WE CANNOT yet know whether history will be kind to the first Chief Constable of Police Scotland, Sir Stephen House, but the events and politics of the past three years have not been as he chooses to leave office nine months early.

Since being sworn in as chief constable in October 2012, six months ahead of formal force reorganisation, he has faced the sheer logistics of merging nine constabularies into one at the same time as wave after wave of political noise offstage and some uncomfortable decisions and events, some avoidable, some less so.

Born in Castlemilk, he spent his adolescence in London. When he came back after a successful career working his way north he cut a feisty but impressive figure. It is worth recalling that many politicians calling of late for Sir Stephen’s head and bemoaning the force merger actually backed the creation of Police Scotland. Labour joined the SNP in voting in favour, the Conservatives abstained and the only opposition came from the Liberal Democrats and Greens. Increasingly strident criticism of the force in some quarters has smacked of hypocrisy.

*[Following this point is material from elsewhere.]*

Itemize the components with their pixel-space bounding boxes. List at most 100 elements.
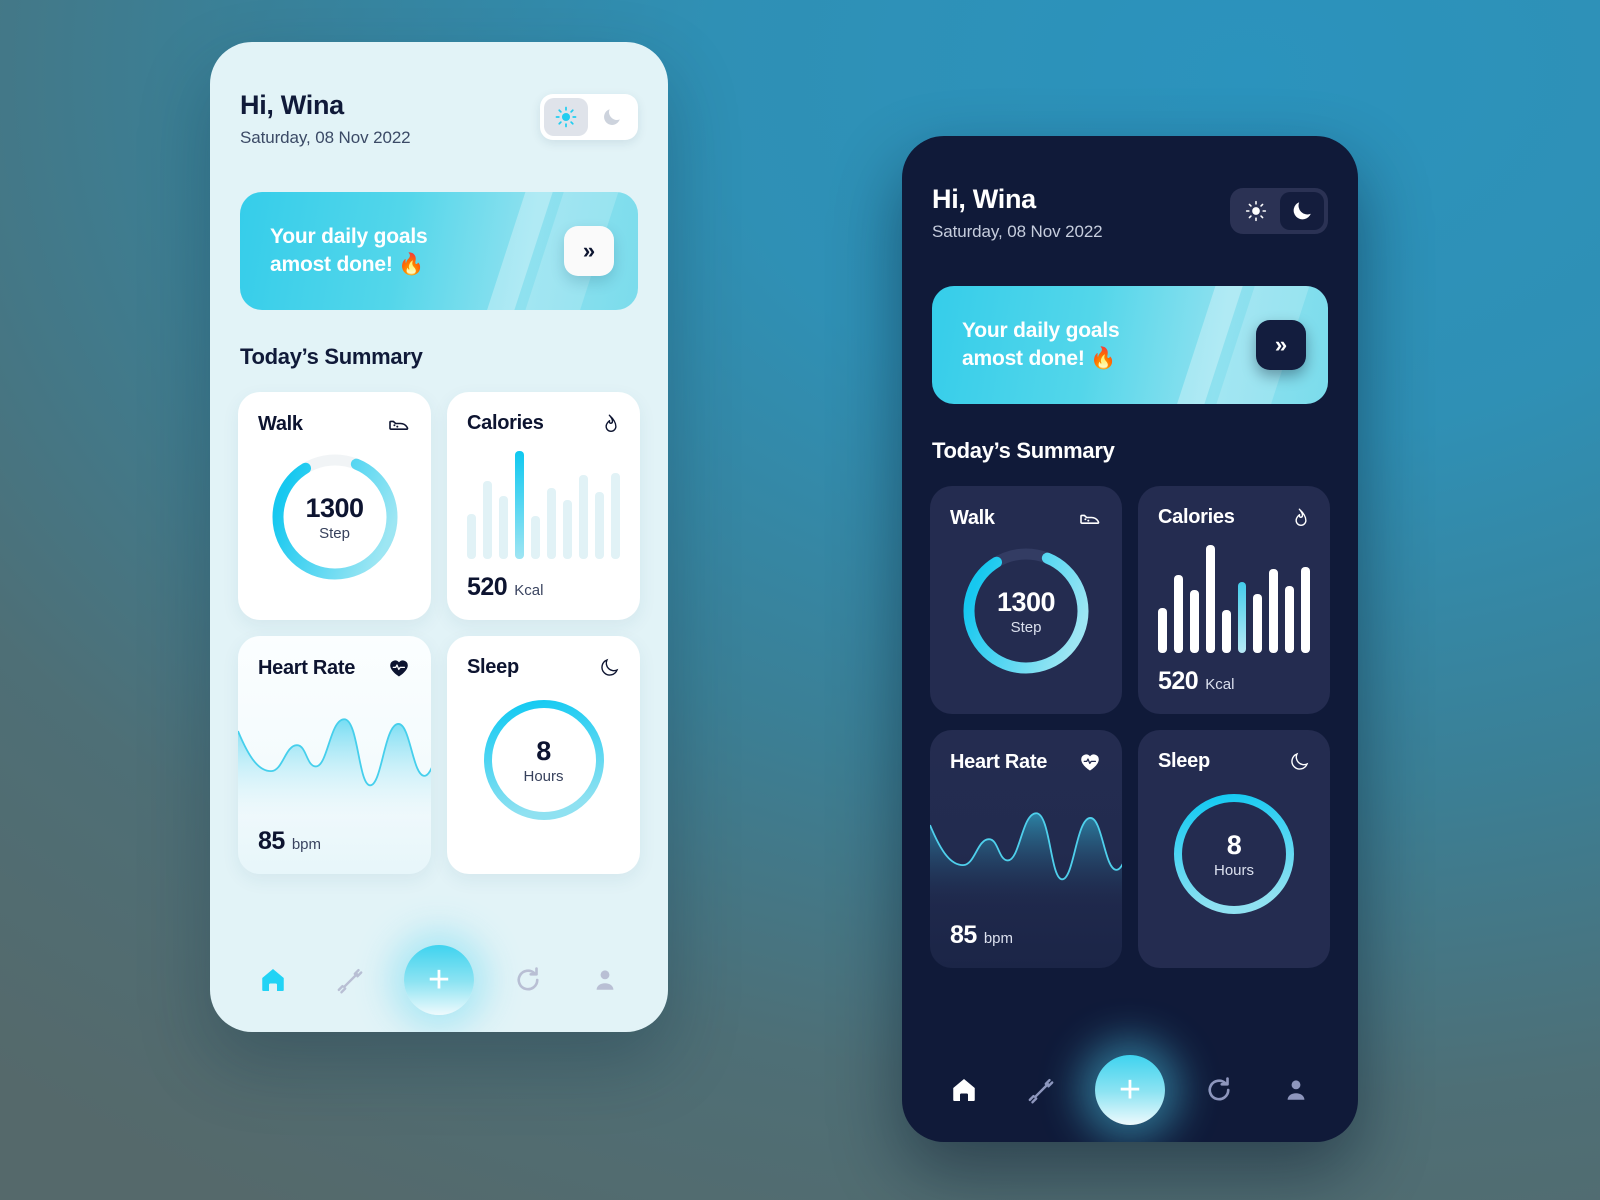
bar: [1269, 568, 1279, 653]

The Herald backed the idea of a single force in principle but with the proviso that local accountability and decision-making would be safeguarded by creating designated local senior officers for every council area with a statutory duty to work with councils to shape local services. The failure of this to work might be the most damning verdict by history on Sir Stephen.

Resentment has festered within the force, with mutters about “House rules” and being “House trained”, while the new force jettisoned Edinburgh’s social policy of using regulated saunas to control street prostitution. A similar lack of nous in the extension of Strathclyde force approaches to armed policing to the Highlands was another case in point, fuelling an unnecessary controversy over how and when trained police officers should deploy their guns.

Too often, Strathclyde writ large became public relations disasters. There is a justification for saying that decent youngsters who wanted weekend fun in Glasgow were happy to submit to a voluntary search in order to feel more confident that they were entering a knife-free zone.

That is the epitome of what flexible, local policing should be. But extending “voluntary” searches across the country and applying them to young children seemed absurd. Who could not see that? From the earliest days of the single force the fall-out between the chief constable and Scottish Police Authority chairman Vic Emery was a high-profile own goal for the creation of a new service, and here the blame lay squarely with the Scottish Government. Ministers should never have allowed this to become a public spat.

But in becoming our most senior police officer Sir Stephen inadvertently became a political figure, and politicians stand or fall by the impact of events. His is a public role and he became a lightning rod for criticism on high-profile issues from those who failed to land a blow on the SNP Government. Police Scotland were not their only target after the M9 deaths and the death in custody of Sheku Bayoh. It all piled up, threatening to bury the successes of achieving the unified force, or the successful policing of the Commonwealth Games. Having overseen the creation of Police Scotland, Sir Stephen perhaps hands on a less poisoned chalice.